Britain’s shoppers rein in spending in first yearly decline since 2013
Fall less severe than analyst forecasts, with underlying picture one of ‘steady growth’
UK retail sales have recorded their first year-on-year fall since 2013.
British retail sales recorded a first year-on-year decline since 2013 last month as consumers struggled with fast-rising prices and stagnant wages.
Although the fall was less severe than analysts had expected, the official data showed a 0.3 per cent year-on-year dip in sales volumes – the biggest since March 2013. That partly reflected a very strong performance by retailers in October 2016 which distorted the comparison.
“We are continuing to see an underlying picture of steady growth in retail sales, although this October suffered in comparison with a very strong October in 2016,” said Office of National Statistics statistician Kate Davies.
Mild weather also put shoppers off buying winter clothes, underscoring weakness in the figures.

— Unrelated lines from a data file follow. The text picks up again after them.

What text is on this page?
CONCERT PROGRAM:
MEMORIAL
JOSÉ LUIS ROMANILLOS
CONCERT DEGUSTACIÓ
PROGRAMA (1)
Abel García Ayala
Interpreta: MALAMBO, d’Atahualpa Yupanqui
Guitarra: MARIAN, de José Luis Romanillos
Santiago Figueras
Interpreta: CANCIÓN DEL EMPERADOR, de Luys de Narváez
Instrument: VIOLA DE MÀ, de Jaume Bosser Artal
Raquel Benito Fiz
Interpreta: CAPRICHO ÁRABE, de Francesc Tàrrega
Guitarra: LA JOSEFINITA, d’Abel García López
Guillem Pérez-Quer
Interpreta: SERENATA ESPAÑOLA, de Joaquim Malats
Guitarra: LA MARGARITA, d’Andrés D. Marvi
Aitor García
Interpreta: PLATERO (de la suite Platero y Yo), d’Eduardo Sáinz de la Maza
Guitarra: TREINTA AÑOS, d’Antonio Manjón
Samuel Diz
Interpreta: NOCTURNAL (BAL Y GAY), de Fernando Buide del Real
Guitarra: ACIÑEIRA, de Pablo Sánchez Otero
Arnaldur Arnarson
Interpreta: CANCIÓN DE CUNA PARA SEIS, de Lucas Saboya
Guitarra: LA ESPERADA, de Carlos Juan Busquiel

But volumes were still far lower that they were before the June, 2016, Brexit vote hit sterling and pushed up inflation. Looking at the three months to October, which smooths out monthly volatility in the data, sales growth picked up to 0.9 per cent from 0.7 per cent in the three months to September.
This meant sales volumes in the three months to October were just 1.1 per cent higher than the year before, the weakest growth rate since May, 2013. Sterling rose slightly after the data and British government bond prices edged down as the sales figures came in less weak than suggested by a series of other surveys of retailers.
“This is in stark contrast to the survey data which were pointing to an absolute bloodbath,” said Alan Clarke, an economist with Scotiabank, said. “Things are probably as bad as they are going to get, so I’d be hesitant to extrapolate the downward trend too far,” he added.
“Next year should be a better year as lower inflation and firmer wages reverse this year’s downwards trend.”